A nine-year-old video communication software provider is now worth more than an oil giant that can trace its founding back to John D. Rockefeller’s 1870 formation of Standard Oil.
The change in fortunes for Zoom and Exxon highlights how swiftly the Covid-19 pandemic has impacted the economy, and life in general.
Rolling shutdowns have seen schools and businesses rely heavily on the video chat software platform from Zoom to conduct daily life in a semi-normal state.
This led to a surge in business for Zoom, and helped power its stock higher by as much as 658% year-to-date. Within the first three weeks of shutdowns in the USA, Zoom added 100 million new customers, representing a quick double.
Exxon Mobil has been on the opposite side of Zoom’s good fortunes. The company has lost 55% in market value year-to-date, partly due to depressed oil prices.

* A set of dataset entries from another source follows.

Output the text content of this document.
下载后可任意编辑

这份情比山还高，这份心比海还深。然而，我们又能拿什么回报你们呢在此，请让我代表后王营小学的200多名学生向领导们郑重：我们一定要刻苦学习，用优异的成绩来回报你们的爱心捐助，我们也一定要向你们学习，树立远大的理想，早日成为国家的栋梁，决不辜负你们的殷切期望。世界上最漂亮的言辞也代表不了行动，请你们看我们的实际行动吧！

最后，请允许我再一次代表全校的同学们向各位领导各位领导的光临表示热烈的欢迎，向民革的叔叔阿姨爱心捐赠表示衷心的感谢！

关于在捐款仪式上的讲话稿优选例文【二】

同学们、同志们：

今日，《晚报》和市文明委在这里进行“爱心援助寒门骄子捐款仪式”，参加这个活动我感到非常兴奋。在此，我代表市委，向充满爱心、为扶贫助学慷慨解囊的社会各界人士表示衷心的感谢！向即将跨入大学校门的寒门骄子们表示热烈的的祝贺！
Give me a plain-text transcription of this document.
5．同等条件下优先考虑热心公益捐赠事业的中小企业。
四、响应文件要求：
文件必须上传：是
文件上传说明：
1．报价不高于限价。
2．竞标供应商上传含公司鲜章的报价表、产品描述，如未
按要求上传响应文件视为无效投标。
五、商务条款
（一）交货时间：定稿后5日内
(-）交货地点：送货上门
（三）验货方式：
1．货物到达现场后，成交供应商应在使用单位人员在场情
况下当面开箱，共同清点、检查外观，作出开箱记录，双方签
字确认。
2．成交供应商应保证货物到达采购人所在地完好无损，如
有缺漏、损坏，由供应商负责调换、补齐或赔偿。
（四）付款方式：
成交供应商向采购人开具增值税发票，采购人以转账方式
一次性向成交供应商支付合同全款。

Demand for oil has taken a hit as air travel nearly came to a halt in March and April, and has yet to recover to pre-pandemic levels. Economic activity as a whole slowed down precipitously, not helping oil demand, and a supply glut in oil also hurt prices.
Exxon is still feeling the pain. The company said today it would slash 1,900 American jobs as it implements a cost-cutting initiative that will see its global workforce shrink by 15% over the next two years.
So what could reverse the fortunes for both Zoom and Exxon? According to JPMorgan, a positive Covid-19 vaccine. The firm listed Zoom as a stock to short if the Covid-19 vaccine is developed.
A vaccine could lead to a swift return to normal life that would reduce reliance on Zoom video chats and help boost demand for oil as air travel and economic activity bounce back, or so the thinking goes.